As I write this I am staying with my mother in an area that was once known for its expansive gardens and lovely spaces, that made a perfect hide and seek environment for a little girl among the bushes, giant trees, wooded glades and rhododendrons. It was also ideal for exciting, frantic peddling on our tricycles, bikes and go-karts. But over the last 20 years developers have left their clumsy mark with large, unattractive new-build family homes.

Now that these new style-less mansions are erected, what is left of the land I remember, are giant swathes of paving slabs and indigenous trees replaced by huge potted palms and other low maintenance species from overseas.

While my mother is unafraid to sharply tell every house on the block to plant flowers and grow some native trees for the birds and insects, the fact her pleas generally fall on deaf ears means that the local wildlife has made a bee-line (so to speak) for her oasis of an environment. As a result butterflies, dragonflies, bees, squirrels and frogs at least seem grateful for her efforts!

But it’s not all altruistic striving for nature, it is for our own good too that we don’t lose sight of and access to these green and forested areas.

Over 100 years ago Octavia Hill, one of the founders of The National Trust observed, ‘the sight of sky and things growing are fundamental needs, common to all men’. Then in 2005 Californian author Richard Louv wrote the seminal ‘Last Child in the Woods’ in which he stated, ‘Nature Deficit Disorder describes the cost of human cost of alienation from nature, among them: diminished use of the senses, attention difficulties, and higher rates of physical and emotional illness’.

Octavia Hill may have been ahead of her time, but Richard Louv was very much observing and writing as a man of his time. Nature Deficit Disorder is now an accepted phrase and condition and, worryingly, it is becoming increasingly rife particularly in children. It is easy to jump to conclusions that this is due to poverty and technology - which of course impacts - but as I glance around here, poverty sure isn’t the issue and yet I can’t remember the last time I saw a kid enjoying their garden and the surrounding shared areas.

Once lockdown was over, the roads became busy again and the burgeoning wildlife from the quiet Spring and Summer suddenly found crossing the road fatally hazardous. We couldn’t protect these poor creatures but we can and do protect children, but when does that become to the detriment of allowing their senses to be fully fired by their natural environment? It started off by building smart playgrounds with lower risk factors like bouncy surfaces so as to avoid harsh falls. I’m not saying falling onto concrete from the monkey bars was fun but it certainly taught you caution, respect for what you were doing and proprioception. And did we end up in casualty more then the now?

My work is in health, fitness, wellbeing along with bioregulatory medicine, I’m not a professional conservationist nor child psychologist but for 30 years I’ve seen adults later in life stymied by a lack of outdoor stimulus. The confidence that is regained, the senses that are recharged and renewed when this situation is addressed is quite profound.

We might not be totally conscious of it but we are uplifted by colours of plants and trees, positively adapted by light filtered through clouds or reflections, charged by negative ions beneath our feet, soothed by sounds whether they’re buzzing or blowing in the breeze, all while smelling the richness of a season and touching textures that stimulate the senses.

It must be true because manufacturers and marketers miss very few tricks and they have created a baby’s blanket that does soft, silky, bumpy and crunchy, add some LED flashing lights and a scratch and smell patch and there we have it, the beginnings of a faux environment! Of course when that is in tandem with the real thing, it is wonderful. When it is instead of, as increasingly seems to be the case, then we are breeding Nature Deficit very early on.

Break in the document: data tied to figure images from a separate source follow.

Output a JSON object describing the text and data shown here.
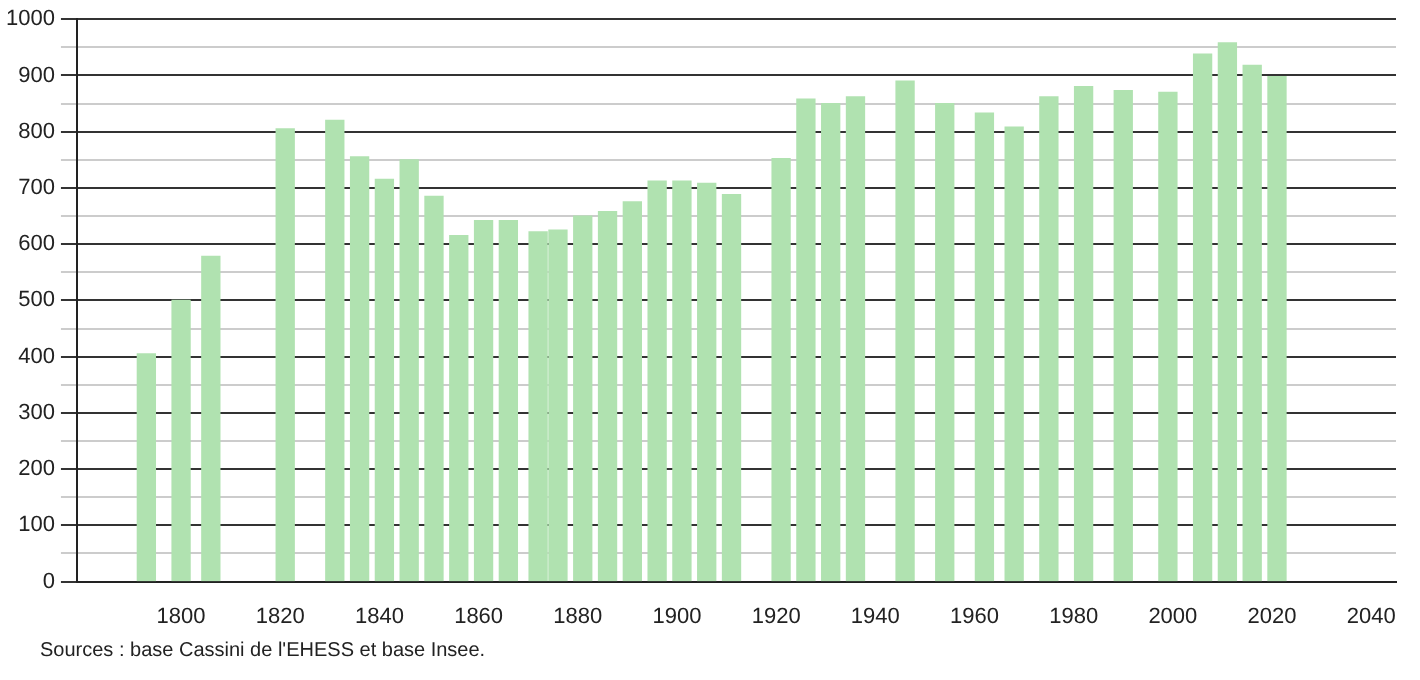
{
  "chart_data": {
    "type": "bar",
    "x": [
      1793,
      1800,
      1806,
      1821,
      1831,
      1836,
      1841,
      1846,
      1851,
      1856,
      1861,
      1866,
      1872,
      1876,
      1881,
      1886,
      1891,
      1896,
      1901,
      1906,
      1911,
      1921,
      1926,
      1931,
      1936,
      1946,
      1954,
      1962,
      1968,
      1975,
      1982,
      1990,
      1999,
      2006,
      2011,
      2016,
      2021
    ],
    "values": [
      405,
      500,
      578,
      805,
      820,
      755,
      715,
      750,
      685,
      615,
      642,
      642,
      622,
      625,
      650,
      658,
      675,
      712,
      712,
      708,
      688,
      752,
      858,
      850,
      862,
      890,
      850,
      833,
      808,
      862,
      880,
      873,
      870,
      938,
      958,
      918,
      898
    ],
    "color": "#b0e2b0",
    "xlim": [
      1779,
      2045
    ],
    "xticks": [
      1800,
      1820,
      1840,
      1860,
      1880,
      1900,
      1920,
      1940,
      1960,
      1980,
      2000,
      2020,
      2040
    ],
    "ylim": [
      0,
      1000
    ],
    "yticks": [
      0,
      {
        "value": 50,
        "label": null
      },
      100,
      {
        "value": 150,
        "label": null
      },
      200,
      {
        "value": 250,
        "label": null
      },
      300,
      {
        "value": 350,
        "label": null
      },
      400,
      {
        "value": 450,
        "label": null
      },
      500,
      {
        "value": 550,
        "label": null
      },
      600,
      {
        "value": 650,
        "label": null
      },
      700,
      {
        "value": 750,
        "label": null
      },
      800,
      {
        "value": 850,
        "label": null
      },
      900,
      {
        "value": 950,
        "label": null
      },
      1000
    ],
    "grid": "y",
    "annotations": [
      "Sources : base Cassini de l'EHESS et base Insee."
    ]
  }
}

We have smart windows that offer sea and mountain views from what is actually a totally windowless room in a city basement, we have ‘real flame’ fires that are actually films of flames that were once real somewhere else. We have piped sounds of streams and birdsong, there are scents pumped into rooms that calm or energise. “Better than nothing” you might say, and you’d be right, but these things must never be regarded as a viable substitute for the real thing. A treadmill is a convenient way of getting in a bit of a run when you can’t get out or the weather is too horrendous to consider it, and it is better than sitting on your backside eating biscuits. But let's not lose sight of the fact that it comes with far fewer overall holistic benefits of a run outside.

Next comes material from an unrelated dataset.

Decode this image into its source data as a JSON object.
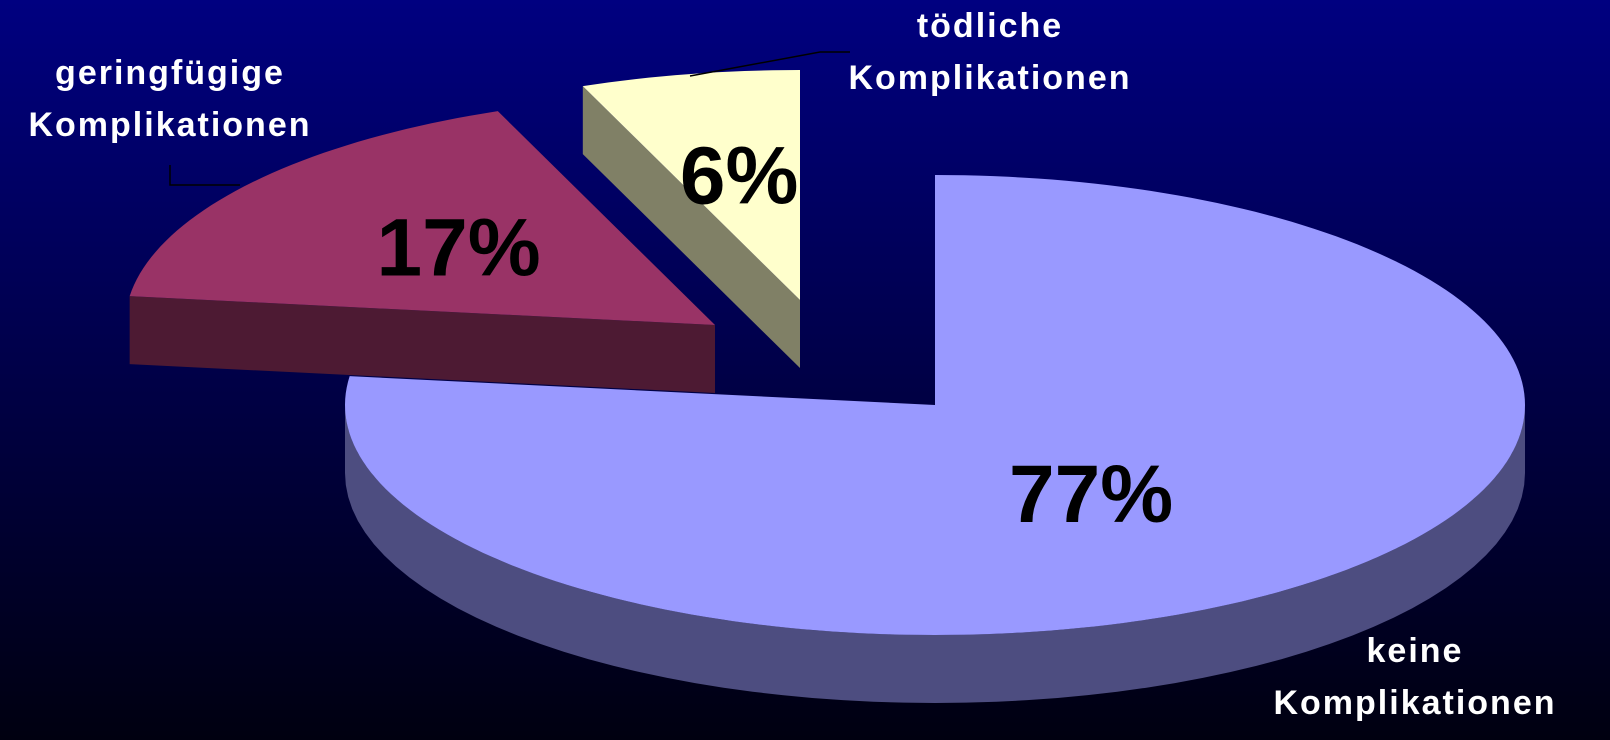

I’m very conscious I could be writing this for readers based deep in the heart of an urban jungle, but we are so lucky here in Ceredigion. The weather might not always play ball, but it is a gorgeous part of these isles and offers so much in terms of the great outdoors. Let's never take it for granted and we never have any excuse to find ourselves in Nature Deficit!

As for me right now, my dog Dudley and I will venture down the road, past the perfect drives, manicured lawns, giant gates and palm trees before we finally reach the woods and the boggy River Bourne where I had many adventures over 40 years ago and lost numerous gloves and wellies, none of which has yet been concreted over.